While reiterating that short-term developments in quantum computing are “modest,” Fan urged that blockchains will have to keep pace to avoid being overtaken by quantum computers as they grow and improve.

As such, Fan outlined three major directions for the blockchain community to be addressed as soon as possible, including standardization of “quantum-resistant” cryptography, cryptographic agility and blockchain governance.

Standards for “quantum-resistant” cryptography

According to the expert, the first direction is a standardization process of the “quantum-resistant” cryptography developments. Fan noted that quantum-resistant cryptography tech has already been initiated by the National Institute of Standards and Technology, stressing the need for standardizing such developments.

Fan wrote:

“Developing and implementing capabilities specifically designed to resist quantum computers will be key for the future of blockchains, as well as their survival. Blockchain supporters and developers should therefore closely monitor the standardization process and prepare to integrate the results into existing and future blockchain projects.”

Cryptographic agility

Next is cryptographic agility. Simply put, this is the ability of developers to implement quantum-resistant upgrades to the software on a live blockchain network.

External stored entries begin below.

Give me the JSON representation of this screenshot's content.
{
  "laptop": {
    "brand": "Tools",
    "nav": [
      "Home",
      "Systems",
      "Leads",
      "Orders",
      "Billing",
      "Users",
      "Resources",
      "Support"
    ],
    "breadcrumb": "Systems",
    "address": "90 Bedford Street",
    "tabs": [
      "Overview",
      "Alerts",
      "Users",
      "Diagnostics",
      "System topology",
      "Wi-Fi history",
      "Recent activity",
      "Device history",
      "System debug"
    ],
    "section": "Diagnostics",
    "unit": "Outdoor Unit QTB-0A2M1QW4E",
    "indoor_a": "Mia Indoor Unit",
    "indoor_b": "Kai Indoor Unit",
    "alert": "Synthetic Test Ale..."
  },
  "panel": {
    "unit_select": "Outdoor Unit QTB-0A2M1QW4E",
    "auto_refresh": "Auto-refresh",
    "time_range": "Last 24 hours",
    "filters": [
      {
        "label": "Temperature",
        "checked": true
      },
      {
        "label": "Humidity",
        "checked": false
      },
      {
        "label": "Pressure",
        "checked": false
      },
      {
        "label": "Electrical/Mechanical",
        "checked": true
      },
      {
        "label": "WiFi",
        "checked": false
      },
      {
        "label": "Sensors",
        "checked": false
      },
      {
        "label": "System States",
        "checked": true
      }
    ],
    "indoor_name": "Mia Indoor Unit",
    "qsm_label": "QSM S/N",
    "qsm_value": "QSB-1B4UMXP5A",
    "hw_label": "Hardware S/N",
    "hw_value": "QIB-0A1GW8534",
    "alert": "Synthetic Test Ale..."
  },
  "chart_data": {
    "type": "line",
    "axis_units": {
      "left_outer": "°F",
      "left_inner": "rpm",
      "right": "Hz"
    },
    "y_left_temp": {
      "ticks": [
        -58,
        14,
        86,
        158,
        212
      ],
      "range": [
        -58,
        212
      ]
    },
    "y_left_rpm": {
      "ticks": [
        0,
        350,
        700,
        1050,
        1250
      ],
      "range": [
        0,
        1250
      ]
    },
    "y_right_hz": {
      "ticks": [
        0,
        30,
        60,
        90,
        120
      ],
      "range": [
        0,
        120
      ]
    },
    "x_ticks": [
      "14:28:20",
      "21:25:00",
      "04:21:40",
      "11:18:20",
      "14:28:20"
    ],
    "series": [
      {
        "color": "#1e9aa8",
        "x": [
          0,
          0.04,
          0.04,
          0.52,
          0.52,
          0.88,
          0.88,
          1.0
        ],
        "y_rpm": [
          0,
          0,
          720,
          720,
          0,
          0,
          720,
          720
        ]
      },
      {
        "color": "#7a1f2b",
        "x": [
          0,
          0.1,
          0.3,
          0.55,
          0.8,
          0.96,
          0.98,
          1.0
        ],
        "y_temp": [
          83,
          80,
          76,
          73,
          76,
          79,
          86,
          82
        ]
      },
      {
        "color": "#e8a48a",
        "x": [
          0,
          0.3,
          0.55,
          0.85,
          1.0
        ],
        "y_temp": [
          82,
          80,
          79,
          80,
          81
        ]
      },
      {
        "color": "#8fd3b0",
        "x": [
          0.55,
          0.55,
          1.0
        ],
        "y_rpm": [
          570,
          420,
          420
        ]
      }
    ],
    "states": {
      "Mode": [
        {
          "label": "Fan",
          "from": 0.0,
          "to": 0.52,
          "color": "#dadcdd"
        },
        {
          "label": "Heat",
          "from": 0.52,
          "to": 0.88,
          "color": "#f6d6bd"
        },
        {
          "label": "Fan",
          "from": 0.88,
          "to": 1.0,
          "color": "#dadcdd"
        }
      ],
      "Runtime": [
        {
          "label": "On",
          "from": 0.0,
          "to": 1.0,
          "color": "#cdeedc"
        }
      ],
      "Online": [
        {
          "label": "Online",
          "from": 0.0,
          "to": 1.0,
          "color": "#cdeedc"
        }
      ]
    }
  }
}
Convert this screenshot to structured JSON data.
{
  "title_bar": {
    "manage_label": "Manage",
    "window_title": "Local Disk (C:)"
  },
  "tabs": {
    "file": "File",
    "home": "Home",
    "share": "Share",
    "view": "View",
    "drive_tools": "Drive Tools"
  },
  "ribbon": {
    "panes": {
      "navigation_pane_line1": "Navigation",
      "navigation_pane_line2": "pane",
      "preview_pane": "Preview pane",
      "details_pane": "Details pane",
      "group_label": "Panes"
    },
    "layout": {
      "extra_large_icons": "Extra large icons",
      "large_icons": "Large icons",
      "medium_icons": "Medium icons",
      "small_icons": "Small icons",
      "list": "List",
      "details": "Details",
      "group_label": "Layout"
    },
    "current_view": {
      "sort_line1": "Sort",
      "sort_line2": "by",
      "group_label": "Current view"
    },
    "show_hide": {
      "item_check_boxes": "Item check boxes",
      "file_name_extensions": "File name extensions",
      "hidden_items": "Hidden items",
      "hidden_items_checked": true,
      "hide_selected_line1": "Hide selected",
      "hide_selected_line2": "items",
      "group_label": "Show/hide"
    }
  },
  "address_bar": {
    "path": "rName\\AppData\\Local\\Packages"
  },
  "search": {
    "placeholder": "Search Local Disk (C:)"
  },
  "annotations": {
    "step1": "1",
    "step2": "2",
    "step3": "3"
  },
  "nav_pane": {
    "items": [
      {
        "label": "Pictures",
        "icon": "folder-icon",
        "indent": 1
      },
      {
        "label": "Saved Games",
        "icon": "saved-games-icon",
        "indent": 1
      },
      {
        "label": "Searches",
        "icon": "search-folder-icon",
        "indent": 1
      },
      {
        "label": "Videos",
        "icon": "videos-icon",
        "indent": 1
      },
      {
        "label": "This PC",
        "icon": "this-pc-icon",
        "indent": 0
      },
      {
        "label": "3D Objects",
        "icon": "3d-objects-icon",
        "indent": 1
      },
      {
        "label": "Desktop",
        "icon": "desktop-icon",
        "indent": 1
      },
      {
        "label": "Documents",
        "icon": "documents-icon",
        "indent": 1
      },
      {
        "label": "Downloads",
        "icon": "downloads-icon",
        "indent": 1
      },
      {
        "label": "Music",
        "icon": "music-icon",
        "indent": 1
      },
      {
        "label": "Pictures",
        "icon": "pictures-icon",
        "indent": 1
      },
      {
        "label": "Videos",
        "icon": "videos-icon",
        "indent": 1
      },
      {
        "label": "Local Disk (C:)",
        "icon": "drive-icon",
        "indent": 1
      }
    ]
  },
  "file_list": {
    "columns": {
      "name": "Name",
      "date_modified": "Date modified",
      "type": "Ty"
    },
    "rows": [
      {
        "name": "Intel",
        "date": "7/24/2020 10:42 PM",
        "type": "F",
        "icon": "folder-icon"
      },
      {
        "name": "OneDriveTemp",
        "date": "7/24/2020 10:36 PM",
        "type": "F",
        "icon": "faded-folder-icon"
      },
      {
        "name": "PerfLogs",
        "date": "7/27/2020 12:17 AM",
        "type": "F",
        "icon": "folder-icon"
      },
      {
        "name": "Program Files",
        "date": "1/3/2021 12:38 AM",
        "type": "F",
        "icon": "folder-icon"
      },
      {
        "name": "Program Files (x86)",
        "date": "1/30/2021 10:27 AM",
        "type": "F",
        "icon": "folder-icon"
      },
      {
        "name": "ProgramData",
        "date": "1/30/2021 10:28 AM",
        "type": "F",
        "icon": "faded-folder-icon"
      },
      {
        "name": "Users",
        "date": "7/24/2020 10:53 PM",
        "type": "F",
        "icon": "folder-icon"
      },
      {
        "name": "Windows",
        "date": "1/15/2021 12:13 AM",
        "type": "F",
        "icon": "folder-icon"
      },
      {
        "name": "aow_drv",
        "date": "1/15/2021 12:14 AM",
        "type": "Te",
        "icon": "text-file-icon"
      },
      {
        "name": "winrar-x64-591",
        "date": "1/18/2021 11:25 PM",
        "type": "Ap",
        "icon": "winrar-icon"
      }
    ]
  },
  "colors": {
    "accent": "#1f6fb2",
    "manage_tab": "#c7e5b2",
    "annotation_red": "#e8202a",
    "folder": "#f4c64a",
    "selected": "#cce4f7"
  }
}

As an example, the expert cited the Ethereum network, emphasizing that a large number of projects depending on its blockchain to date would make cryptographic capability crucial.

Blockchain governance

The third important issue is blockchain governance, meaning that blockchain projects must set up procedures to clearly define when and how to deploy “quantum-safe” upgrades to their networks, Fan stated. 

Given the difficulty of establishing the right governance for blockchains to date, the expert argued that the blockchain community should start seriously thinking and experimenting with “ways to ensure governance is not a hindrance to the improvement of technology.”

He concluded:

“There is no doubt that quantum computing is coming, and it will have major effects across the technology space. But those who believe that its simple existence is a death knell for blockchain fail to consider that the latter will grow and evolve alongside quantum computing. There is much that can be done to make blockchains more dynamic and robust — and if we do those things, we will not have to worry about quantum supremacy any time soon.”

On Oct. 25, Ethereum co-founder Vitalik Buterin delivered his one-sentence verdict on the quantum supremacy issue, claiming that quantum computing is “still far from directed use toward useful things.” 

Previously, Bitcoin (BTC) educator Andreas Antonopoulos claimed that Google’s latest developments in quantum computing have no impact on Bitcoin.